Arnaldus de Villa Nova (1240-1311 AD), a physician, theologian and alchemist of the Middle Ages, wrote that verse. The words refer to the philosopher’s stone, the unseemly pebble lying on the side of the road – despised, neglected and rejected by those not in the know. What is the hidden mystery so easily overlooked in the stone? The Tibetan story of the dog’s tooth gives us a clue.

A merchant travels to India. His mother asks him to bring back a relic. He forgets. Before his next trip she asks again and again he forgets. About to return home from his third trip and having again forgotten to pick up a relic, he removes a tooth from the skeleton of a dead dog at the road side and brings it home to his mother, telling her that it belonged to a great saint. Delighted, his mother worshiped this tooth; other women join her from everywhere, and eventually they all see bright rays of light radiating off this ‘relic’.

Dog tooth

Thus the old Tibetan saying: ‘When there is veneration, even a dog’s tooth radiates light’.

This is the story of the extra-ordinariness of the ordinary. It does not matter where you are, at church, around the kitchen table or on the battle field, or what you do, walking, working, cleaning, parenting or meditating – it is the manner with which you are attentive to this moment, with which you hold an object, touch the world around you and act in your life that determines the healing power of your influence. If you realize that with awareness and presence everyone of your actions becomes a gesture from your Being, the sacred reveals itself in every detail of your everyday life.

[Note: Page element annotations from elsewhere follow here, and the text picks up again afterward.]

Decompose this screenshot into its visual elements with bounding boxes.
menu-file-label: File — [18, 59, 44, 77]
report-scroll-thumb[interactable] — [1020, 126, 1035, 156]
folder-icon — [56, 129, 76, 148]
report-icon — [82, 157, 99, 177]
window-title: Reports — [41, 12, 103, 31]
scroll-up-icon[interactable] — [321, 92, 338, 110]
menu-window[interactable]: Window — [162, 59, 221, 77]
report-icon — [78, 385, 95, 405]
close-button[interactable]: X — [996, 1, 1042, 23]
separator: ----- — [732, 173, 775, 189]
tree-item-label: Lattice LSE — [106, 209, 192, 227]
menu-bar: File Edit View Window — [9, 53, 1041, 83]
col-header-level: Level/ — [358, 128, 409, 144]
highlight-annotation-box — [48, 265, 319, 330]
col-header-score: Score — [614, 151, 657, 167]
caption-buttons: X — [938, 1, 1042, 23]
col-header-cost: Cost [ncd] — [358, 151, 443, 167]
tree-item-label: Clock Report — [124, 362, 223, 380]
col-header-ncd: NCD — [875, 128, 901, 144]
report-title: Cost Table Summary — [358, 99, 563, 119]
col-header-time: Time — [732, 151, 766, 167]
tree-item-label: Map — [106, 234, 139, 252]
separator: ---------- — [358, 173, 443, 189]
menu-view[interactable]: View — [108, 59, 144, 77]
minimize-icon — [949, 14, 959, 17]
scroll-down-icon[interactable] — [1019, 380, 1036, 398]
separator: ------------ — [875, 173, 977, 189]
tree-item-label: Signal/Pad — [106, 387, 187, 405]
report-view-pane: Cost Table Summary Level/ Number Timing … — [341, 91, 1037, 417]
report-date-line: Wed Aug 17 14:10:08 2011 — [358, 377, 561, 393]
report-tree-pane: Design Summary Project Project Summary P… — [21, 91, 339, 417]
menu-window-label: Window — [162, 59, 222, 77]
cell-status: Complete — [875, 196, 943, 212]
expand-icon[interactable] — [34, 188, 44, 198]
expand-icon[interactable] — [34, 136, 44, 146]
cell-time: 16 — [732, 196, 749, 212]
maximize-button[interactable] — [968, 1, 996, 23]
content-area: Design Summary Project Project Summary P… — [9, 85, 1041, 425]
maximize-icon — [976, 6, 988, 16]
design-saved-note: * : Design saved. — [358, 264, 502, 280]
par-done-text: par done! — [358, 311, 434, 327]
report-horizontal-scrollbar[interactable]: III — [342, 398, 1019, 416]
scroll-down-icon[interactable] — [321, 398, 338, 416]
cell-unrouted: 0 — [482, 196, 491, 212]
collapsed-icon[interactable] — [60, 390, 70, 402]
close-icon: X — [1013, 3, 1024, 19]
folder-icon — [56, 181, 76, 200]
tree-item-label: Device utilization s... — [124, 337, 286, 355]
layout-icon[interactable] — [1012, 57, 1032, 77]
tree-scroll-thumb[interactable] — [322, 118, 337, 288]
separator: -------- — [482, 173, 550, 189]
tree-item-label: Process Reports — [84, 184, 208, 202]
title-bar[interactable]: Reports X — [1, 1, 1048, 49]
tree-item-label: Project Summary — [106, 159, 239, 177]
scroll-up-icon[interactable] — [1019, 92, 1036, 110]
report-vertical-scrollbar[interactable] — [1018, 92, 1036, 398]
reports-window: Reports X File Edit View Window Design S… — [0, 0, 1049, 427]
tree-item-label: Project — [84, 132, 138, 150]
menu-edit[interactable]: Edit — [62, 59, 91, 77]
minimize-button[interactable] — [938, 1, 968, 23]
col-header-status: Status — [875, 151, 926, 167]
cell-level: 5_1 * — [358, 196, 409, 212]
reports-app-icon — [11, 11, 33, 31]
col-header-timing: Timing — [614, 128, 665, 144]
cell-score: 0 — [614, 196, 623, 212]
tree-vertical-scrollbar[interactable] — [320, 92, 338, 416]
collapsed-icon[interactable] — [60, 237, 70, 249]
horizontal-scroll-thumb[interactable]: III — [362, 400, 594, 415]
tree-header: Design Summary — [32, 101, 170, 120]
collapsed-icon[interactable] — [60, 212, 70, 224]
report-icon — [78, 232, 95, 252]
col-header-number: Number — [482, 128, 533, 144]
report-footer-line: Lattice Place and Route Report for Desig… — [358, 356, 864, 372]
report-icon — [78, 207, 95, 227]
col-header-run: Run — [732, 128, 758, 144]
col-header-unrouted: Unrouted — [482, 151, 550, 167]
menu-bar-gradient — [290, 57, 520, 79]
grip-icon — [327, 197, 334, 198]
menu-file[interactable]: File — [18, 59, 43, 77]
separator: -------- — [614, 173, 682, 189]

You don’t need to travel to India, visit the pope or go on a pilgrimage to Lourdes to find the sacred. “You do not need to leave your room. Remain sitting at your table and listen. Do not even listen, simply wait, be quiet still and solitary. The world will freely offer itself to you to be unmasked, it has no choice, it will roll in ecstasy at your feet” (Kafka).

Seek moments of stillness and solitude to make space for feeling the movement of your arm as your hand brings a piece of apple to your mouth. Don’t wait until it is too late after you had a stroke and your arm cannot move anymore, to regret not having seen the awe-inspiring perfection and sacredness of your capacity to move. Everything within and around you is waiting to be felt, heard and seen like a flourishing child seeking her parents’ loving recognition. When you bring this kind of dedicated attention to your life, the ordinary comes alive as the sacred expression of your timeless Being.